Wellness and Other Provisions:  The substitute expands current-law incentives for prevention and wellness, extending to 50 percent from 20 percent the maximum variation in insurance premiums for individuals’ compliance with healthy behaviors and wellness initiatives.  The substitute incorporates anti-fraud provisions, including full funding for the Obama Administration’s request for anti-fraud funding for activities within the Department of Health and Human Services.
Finally, the substitute includes a pathway for Food and Drug Administration approval for follow-on biologics, providing a period of patent exclusivity 12 years, with a six-month extension possible in cases where a manufacturer agrees to an FDA request for pediatric studies.  The substitute gives FDA the authority to issue general or specific guidance documents (subject to a notice-and-comment period) regarding product classifications.
Pro-Life Protections:  Finally, the substitute includes prohibitions on federal funding for abortions, and extends the current-law Hyde Amendment to prohibit federal subsidies being “expended for a health benefits plan that includes coverage of abortion,” except in cases of rape, incest, or to save the life of the mother.  The substitute also includes conscience protections prohibiting discrimination against any “health care entity that does not provide, pay for, provide coverage of, or refer for abortions.”
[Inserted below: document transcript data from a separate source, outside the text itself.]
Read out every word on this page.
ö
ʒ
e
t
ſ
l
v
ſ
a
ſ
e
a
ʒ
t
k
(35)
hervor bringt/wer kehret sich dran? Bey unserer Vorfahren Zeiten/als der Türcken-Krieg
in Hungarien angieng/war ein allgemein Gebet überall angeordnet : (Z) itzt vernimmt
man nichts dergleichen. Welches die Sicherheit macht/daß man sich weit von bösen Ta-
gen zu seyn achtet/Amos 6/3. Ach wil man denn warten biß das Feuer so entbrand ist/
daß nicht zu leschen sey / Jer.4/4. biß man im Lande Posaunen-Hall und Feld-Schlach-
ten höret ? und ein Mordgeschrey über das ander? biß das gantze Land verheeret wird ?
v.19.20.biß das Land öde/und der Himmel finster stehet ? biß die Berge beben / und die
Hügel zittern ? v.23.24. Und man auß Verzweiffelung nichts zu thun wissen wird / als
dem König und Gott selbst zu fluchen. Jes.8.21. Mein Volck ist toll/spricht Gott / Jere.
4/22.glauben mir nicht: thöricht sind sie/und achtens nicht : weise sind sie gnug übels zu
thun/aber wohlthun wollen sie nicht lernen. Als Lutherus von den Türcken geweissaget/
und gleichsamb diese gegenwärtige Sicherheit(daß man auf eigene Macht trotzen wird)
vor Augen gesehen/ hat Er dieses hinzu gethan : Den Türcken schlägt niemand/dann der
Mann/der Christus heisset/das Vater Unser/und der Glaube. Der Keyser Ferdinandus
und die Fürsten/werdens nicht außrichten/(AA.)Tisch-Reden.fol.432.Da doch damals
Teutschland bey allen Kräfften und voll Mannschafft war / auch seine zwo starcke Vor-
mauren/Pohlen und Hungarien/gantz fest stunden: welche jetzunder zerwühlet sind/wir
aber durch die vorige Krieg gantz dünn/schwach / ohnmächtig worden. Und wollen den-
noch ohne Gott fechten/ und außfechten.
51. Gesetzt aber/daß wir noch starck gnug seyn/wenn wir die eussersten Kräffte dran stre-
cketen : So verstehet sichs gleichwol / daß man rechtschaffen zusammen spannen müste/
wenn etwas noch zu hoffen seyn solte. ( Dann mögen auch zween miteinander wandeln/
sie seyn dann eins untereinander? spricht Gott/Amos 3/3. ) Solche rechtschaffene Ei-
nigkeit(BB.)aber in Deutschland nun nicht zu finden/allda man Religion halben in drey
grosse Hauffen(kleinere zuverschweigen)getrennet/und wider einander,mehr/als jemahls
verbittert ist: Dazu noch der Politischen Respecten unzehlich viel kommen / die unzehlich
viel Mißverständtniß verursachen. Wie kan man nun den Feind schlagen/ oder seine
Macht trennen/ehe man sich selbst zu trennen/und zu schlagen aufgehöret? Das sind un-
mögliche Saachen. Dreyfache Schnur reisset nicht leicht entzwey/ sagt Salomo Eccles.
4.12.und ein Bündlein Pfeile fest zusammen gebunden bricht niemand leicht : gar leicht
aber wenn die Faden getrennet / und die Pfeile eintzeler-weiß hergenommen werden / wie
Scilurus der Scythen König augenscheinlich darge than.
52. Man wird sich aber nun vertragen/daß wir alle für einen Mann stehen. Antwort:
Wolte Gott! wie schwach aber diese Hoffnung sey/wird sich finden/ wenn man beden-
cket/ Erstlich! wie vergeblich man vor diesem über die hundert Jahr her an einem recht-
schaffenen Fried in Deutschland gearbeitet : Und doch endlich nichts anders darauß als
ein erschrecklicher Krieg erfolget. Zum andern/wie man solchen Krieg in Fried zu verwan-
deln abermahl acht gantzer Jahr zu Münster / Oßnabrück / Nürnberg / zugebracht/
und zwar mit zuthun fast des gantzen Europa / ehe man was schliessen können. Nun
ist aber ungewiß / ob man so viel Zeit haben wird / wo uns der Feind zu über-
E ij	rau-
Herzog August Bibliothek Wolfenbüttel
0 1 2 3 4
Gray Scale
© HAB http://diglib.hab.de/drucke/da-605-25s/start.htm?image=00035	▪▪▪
Score:  The Congressional Budget Office, in its analysis of the Boehner substitute, found that the provisions contained therein would reduce the deficit by $68 billion over the 2010-2019 period, and by similar amounts in future years.  CBO also concluded that 3 million more individuals would have access to insurance coverage than under current law.  Notably, CBO concluded that on average premiums would decline for all forms of health insurance under the Boehner substitute—by about 5-8 percent in the individual market, up to 3 percent in the large group market, and by up to 10 percent in the small group market.  Many may note that President Obama promised the American people that, “For those who have insurance now, nothing will change under the Obama plan—except that you will pay less;” the Boehner substitute meets the President’s own criteria.